Velthandros and Chrysantza, an erotic romance in verse, is preserved in one miscellaneous manuscript of the XVI c. Belonging to the tradition of the late byzantine erotic narratives written in the vernacular, Velthandros and Chrysantza has been heavily influenced by Kallimachos and Chrysorrhoe, a romance of the early XIV c. which the author of Velthandros and Chrysantza seems to parody, at least in some cases. We cannot determine the date of the composition of the original text with any accuracy; however, in all probability the original text was subsequently reworked by Manolis Limenitis, a Rhodian poet of the second half of the XV c.

The author narrates the adventures and wanderings in the southern part of Asia Minor of Velthandros, the exiled and beleaguered second son of the emperor of the “Roman” state, and Chrysantza, the only daughter of the king of Antioch. Some of those adventures are rather tragic and take place in a definite place, the Seldjuk and Frankish states that have been established in Asia Minor, Cilicia and northern Syria after the battle of Mantzikert (1071), while other events seem to belong to an imaginary world, a world of dreams (e.g., the River of Fire, or the Castle of Love). The story has a happy end: the young couple ascends the royal throne. Although Death is not absent, his power is limited to some lesser figures which succumb to his authority; Eros is the undisputed winner.

This edition is more complete than the numerous editions of the same text of the past. In the introduction Yannis Polemis, professor at the Athens University, discusses the manuscript tradition of the text, its authorship, its relations with other texts, its plot, composition and structure, its motifs and sources, the possible influences of Velthandros and Chrysantza upon other vernacular texts, its language and its meter.

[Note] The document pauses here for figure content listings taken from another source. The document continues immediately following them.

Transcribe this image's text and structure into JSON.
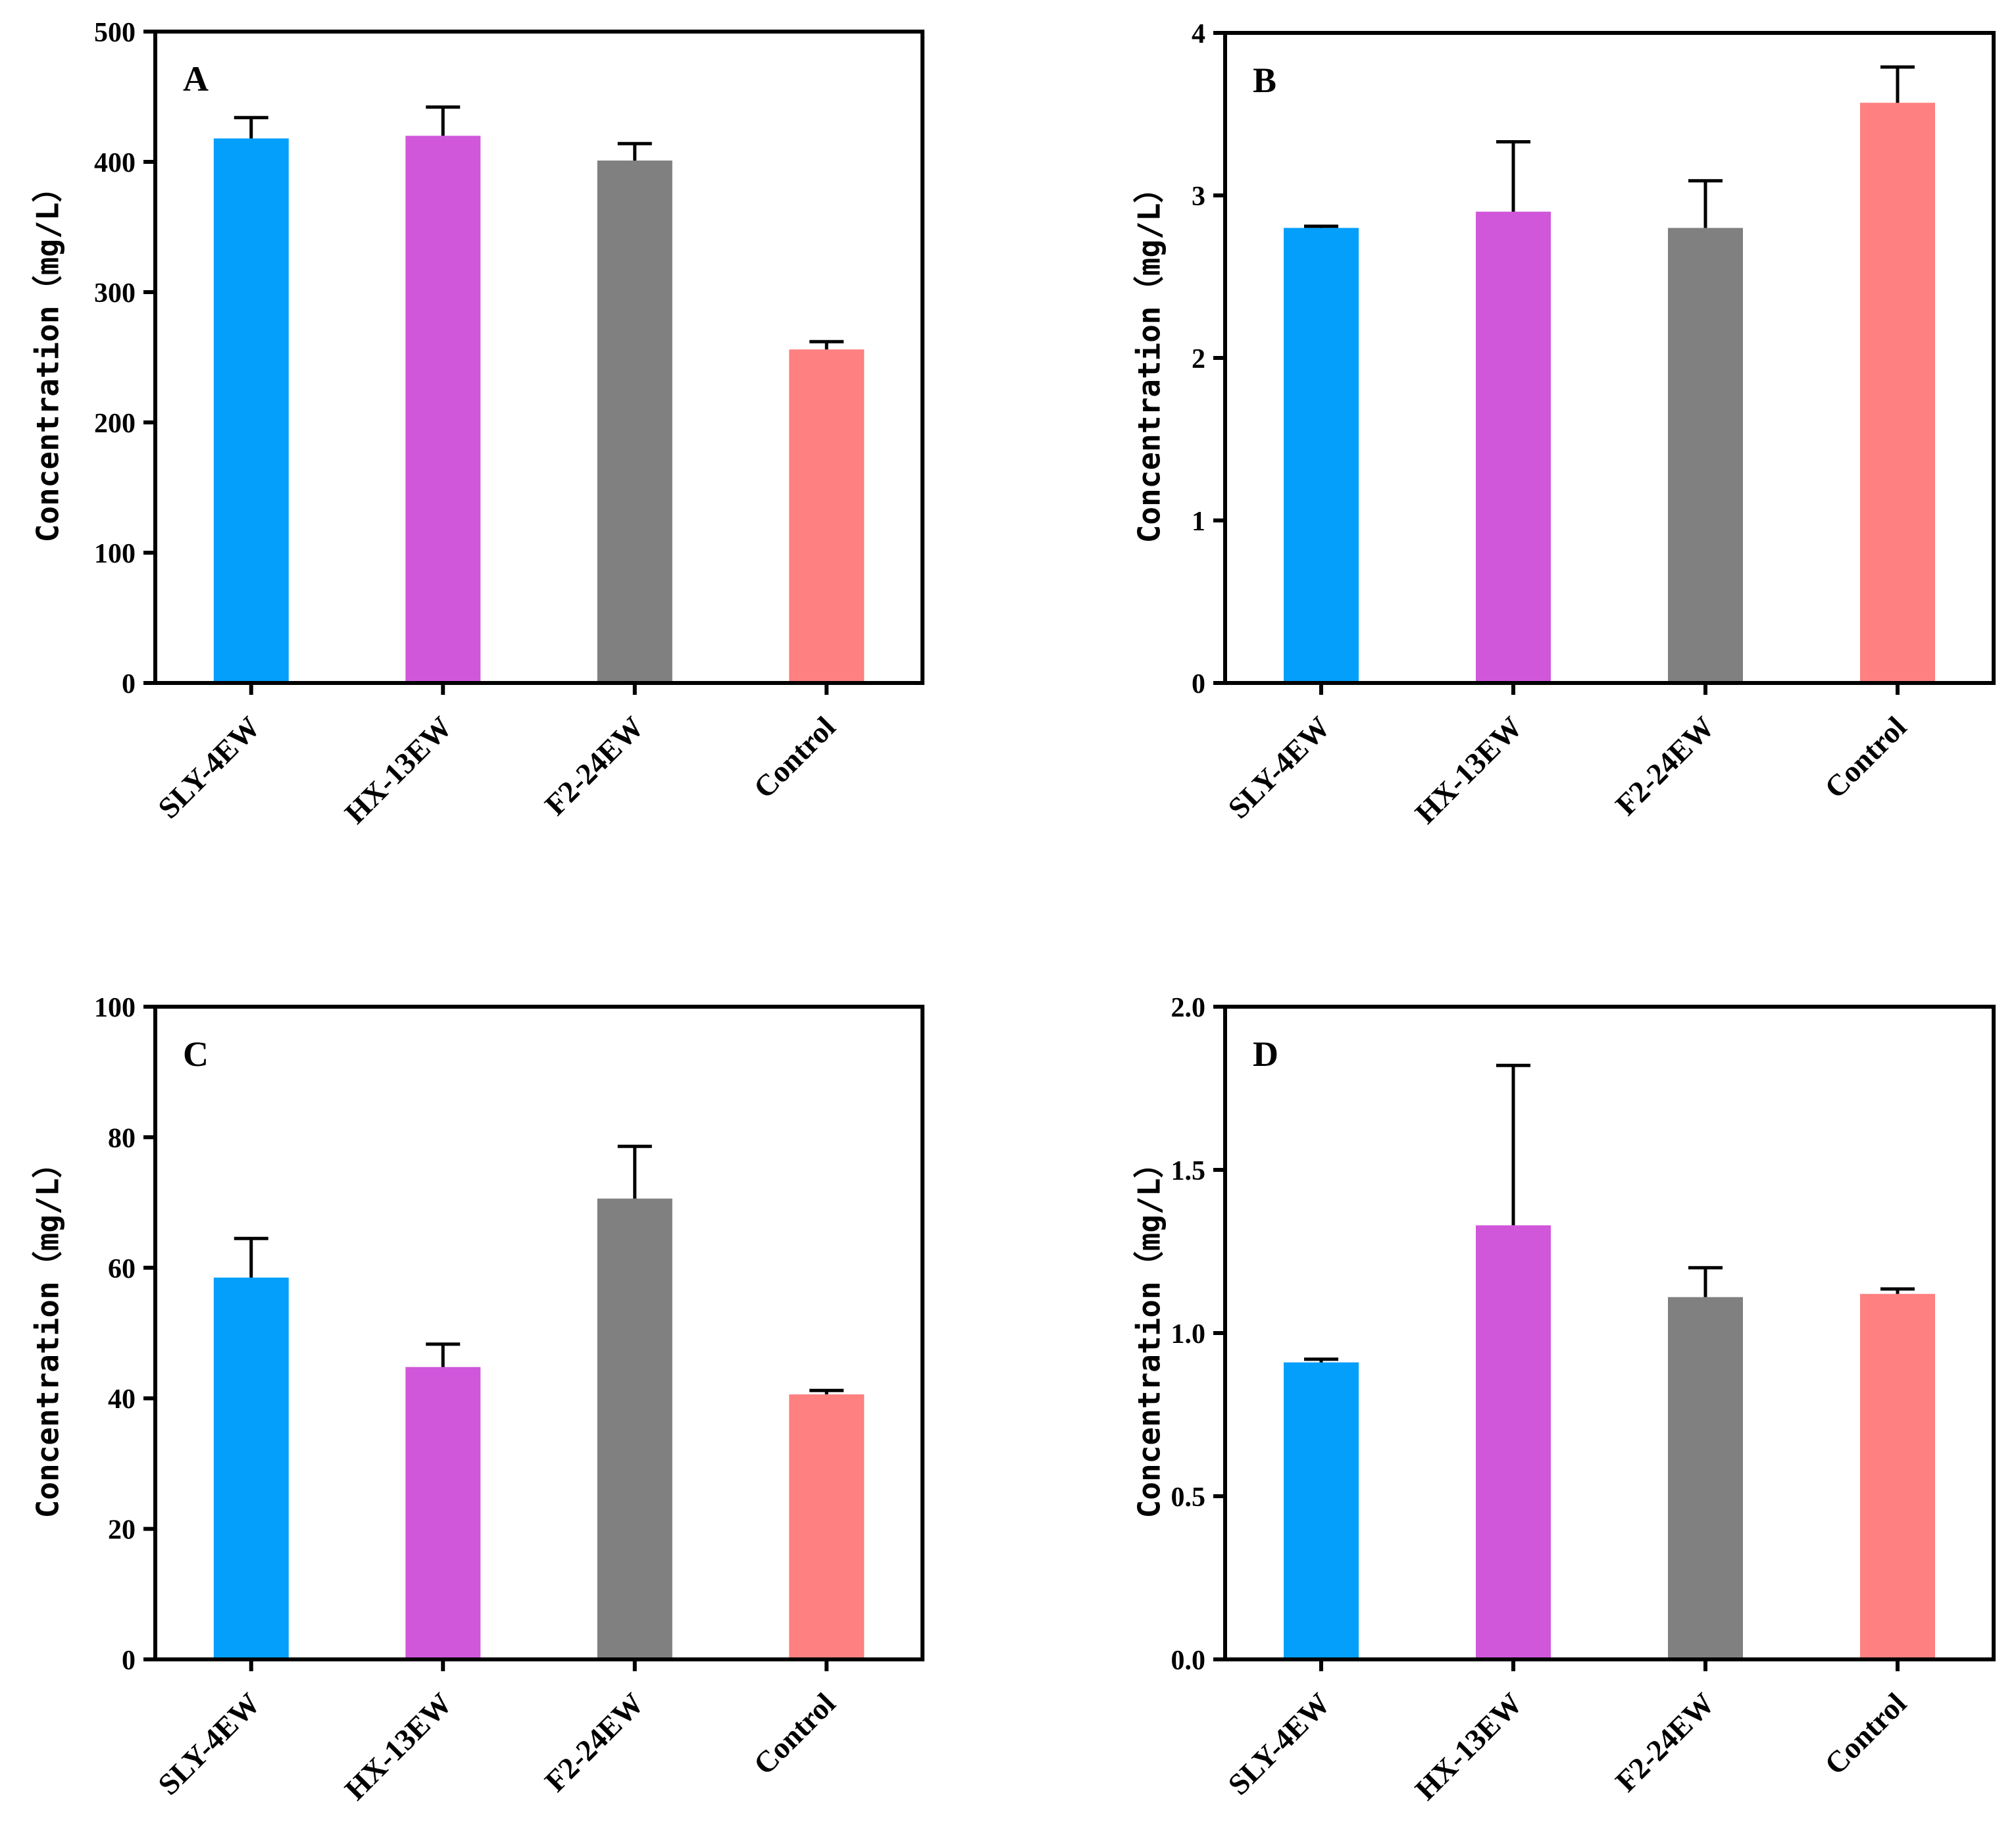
{
  "chart_data": [
    {
      "type": "bar",
      "panel": "A",
      "title": "",
      "xlabel": "",
      "ylabel": "Concentration（mg/L）",
      "ylim": [
        0,
        500
      ],
      "yticks": [
        0,
        100,
        200,
        300,
        400,
        500
      ],
      "tick_labels": [
        "0",
        "100",
        "200",
        "300",
        "400",
        "500"
      ],
      "categories": [
        "SLY-4EW",
        "HX-13EW",
        "F2-24EW",
        "Control"
      ],
      "values": [
        418,
        420,
        401,
        256
      ],
      "errors": [
        16,
        22,
        13,
        6
      ],
      "colors": [
        "#039ffb",
        "#d057da",
        "#808080",
        "#fe8080"
      ]
    },
    {
      "type": "bar",
      "panel": "B",
      "title": "",
      "xlabel": "",
      "ylabel": "Concentration（mg/L）",
      "ylim": [
        0,
        4
      ],
      "yticks": [
        0,
        1,
        2,
        3,
        4
      ],
      "tick_labels": [
        "0",
        "1",
        "2",
        "3",
        "4"
      ],
      "categories": [
        "SLY-4EW",
        "HX-13EW",
        "F2-24EW",
        "Control"
      ],
      "values": [
        2.8,
        2.9,
        2.8,
        3.57
      ],
      "errors": [
        0.01,
        0.43,
        0.29,
        0.22
      ],
      "colors": [
        "#039ffb",
        "#d057da",
        "#808080",
        "#fe8080"
      ]
    },
    {
      "type": "bar",
      "panel": "C",
      "title": "",
      "xlabel": "",
      "ylabel": "Concentration（mg/L）",
      "ylim": [
        0,
        100
      ],
      "yticks": [
        0,
        20,
        40,
        60,
        80,
        100
      ],
      "tick_labels": [
        "0",
        "20",
        "40",
        "60",
        "80",
        "100"
      ],
      "categories": [
        "SLY-4EW",
        "HX-13EW",
        "F2-24EW",
        "Control"
      ],
      "values": [
        58.5,
        44.8,
        70.6,
        40.6
      ],
      "errors": [
        6,
        3.5,
        8,
        0.6
      ],
      "colors": [
        "#039ffb",
        "#d057da",
        "#808080",
        "#fe8080"
      ]
    },
    {
      "type": "bar",
      "panel": "D",
      "title": "",
      "xlabel": "",
      "ylabel": "Concentration（mg/L）",
      "ylim": [
        0,
        2.0
      ],
      "yticks": [
        0,
        0.5,
        1.0,
        1.5,
        2.0
      ],
      "tick_labels": [
        "0.0",
        "0.5",
        "1.0",
        "1.5",
        "2.0"
      ],
      "categories": [
        "SLY-4EW",
        "HX-13EW",
        "F2-24EW",
        "Control"
      ],
      "values": [
        0.91,
        1.33,
        1.11,
        1.12
      ],
      "errors": [
        0.01,
        0.49,
        0.09,
        0.015
      ],
      "colors": [
        "#039ffb",
        "#d057da",
        "#808080",
        "#fe8080"
      ]
    }
  ]
}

The edition of the text with a facing translation is followed by various notes dealing with the constitution and the interpretation of the text. In an Appendix four texts presenting a certain similarity with Velthandros and Chrysantza are to found: a new edition of a poem on the city of Theodoro in Crimea, written in a style more elevated than that of Velthandros and Chrysantza by the hieromonk Matthew near the end of the XIV c., a new edition of a prose allegorical narrative of Neilos Malliasenos, probably written at the beginning of the same c., a translation of a passage of a long poem of Jalal al-Din Rumi, the great Persian mystic of the XIII c., and some extracts from a comedy of Alexis Solomos published in 1943, at the time of the German occupation of Greece; that play took advantage, in a rather audacious manner, of the story of Velthandros and Chrysantza, which had been quite popular at least until the middle of the previous century.